Television’s Last Stand

Amanda Congdon says on-demand media means shorter programming and less network TV.
  • Transcript


Question: What attracts the public to video blogs?

Amanda Congdon: I think that people like a candid approach to whatever you do. I really think that video blogging differs from television in that people get invested in who you are and so it’s kind of a blurry line between personal and professional lives. Also, people know me on social networks because I’m out there on the Internet, rather than a standoffish television personality. But television personalities are now trying to begin investing their time in the Internet. I was there from the beginning doing that and I think that’s one main reason that people have gotten more interested in Rocketboom. I also think it takes a lot of hard work and persistence. A lot of people will begin working hard and really hang in there but then fade away. You’ve got to do other projects and just keep pounding the pavement. Honestly, it sounds cliché but the harder you work the luckier you’ll be.

Question: Why is television on the web so popular?

Amanda Congdon: I think people are interested in television on the web because it’s immediately accessible. That’s also the reason that people are beginning to be interested in mobile television, which is another huge part of what does. We’re on full tv mobile television and we’re the first original content on there. I think that people want a two to four minute fix before a meeting. We pop up right before the top of the hour so while people are waiting for a meeting or something they can catch a two minute video, and I think that whole idea of something being on demand is obviously something that’s caught on, for example, TiVo and DVRs. That’s the only way I watch TV pretty much. People don’t have time. The 21st century is rush, rush, rush so people don’t have time to tune to the evening news and they need the quick hits and they’re getting them with the World Wide Web.

Question: How will television adapt to the Internet?

Amanda Congdon: Well, I think what interests me most about how TV will develop is how shows will be all different lengths.
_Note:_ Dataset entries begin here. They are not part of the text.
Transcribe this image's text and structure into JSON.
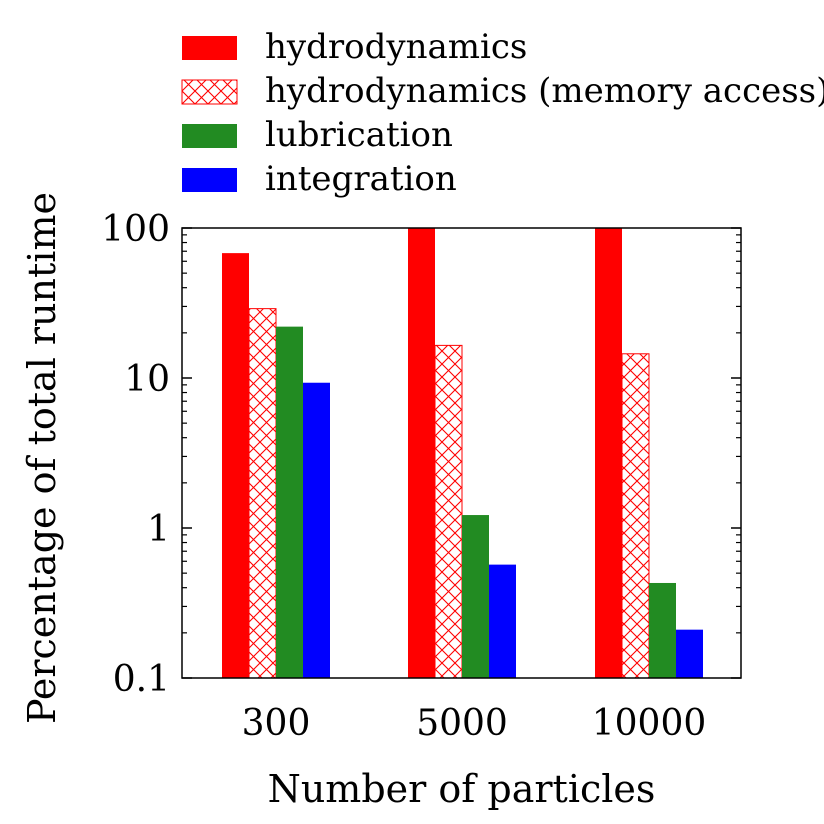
{
  "chart_data": {
    "type": "bar",
    "title": "",
    "xlabel": "Number of particles",
    "ylabel": "Percentage of total runtime",
    "yscale": "log",
    "ylim": [
      0.1,
      100
    ],
    "yticks": [
      {
        "value": 0.1,
        "label": "0.1"
      },
      {
        "value": 1,
        "label": "1"
      },
      {
        "value": 10,
        "label": "10"
      },
      {
        "value": 100,
        "label": "100"
      }
    ],
    "categories": [
      "300",
      "5000",
      "10000"
    ],
    "series": [
      {
        "name": "hydrodynamics",
        "color": "#ff0000",
        "pattern": "solid",
        "values": [
          68,
          100,
          100
        ]
      },
      {
        "name": "hydrodynamics (memory access)",
        "color": "#ff0000",
        "pattern": "crosshatch",
        "values": [
          29,
          16.5,
          14.5
        ]
      },
      {
        "name": "lubrication",
        "color": "#228b22",
        "pattern": "solid",
        "values": [
          22,
          1.22,
          0.43
        ]
      },
      {
        "name": "integration",
        "color": "#0000ff",
        "pattern": "solid",
        "values": [
          9.3,
          0.57,
          0.21
        ]
      }
    ],
    "legend_position": "above",
    "grid": false
  }
}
I think that the formula of having the 22-minute show feels a little bit stale, not that people won’t do that because it’s traditional, but we’re going to see more like 15-minute shows, five-minute shows, eight-minute shows and you’re going to be able to watch them wherever you want. It’s a silly concept that people can only watch on their computer or only watch on their television. The mediums will merge and we’ll be able to watch what we want, when we want, even more than we are able to today and we’re already seeing that happen.

Question: Is the Internet shrinking our attention span?

Amanda Congdon: I think when people are on the go and they are watching mobile videos, especially something like a two to four minute video, that’s going to be much more attractive than only being able to watch, say, one-tenth of a movie. I don’t necessarily think that something like Transformers would work on a cell phone. However, on the big screen you’re not going to want to sit and watch a video in a movie theatre. I mean it might work as an intro to a movie but I think that there is something to be said about the sizes of the screens and what you’re doing.

When you’re on the Internet, you’re multi-tasking. You’re checking the news. You’re checking your e-mail. You’re possibly watching a video, “Oh, now I got an email with a picture” or whatever, a Twitter message. And so, there’s the whole idea of the lean forward or lean back media. What do you have set out for your goal for your next hour? What do I want to do with that time? And you’re going to watch different lengths of media based on how much time you want to devote to hanging out and watching something.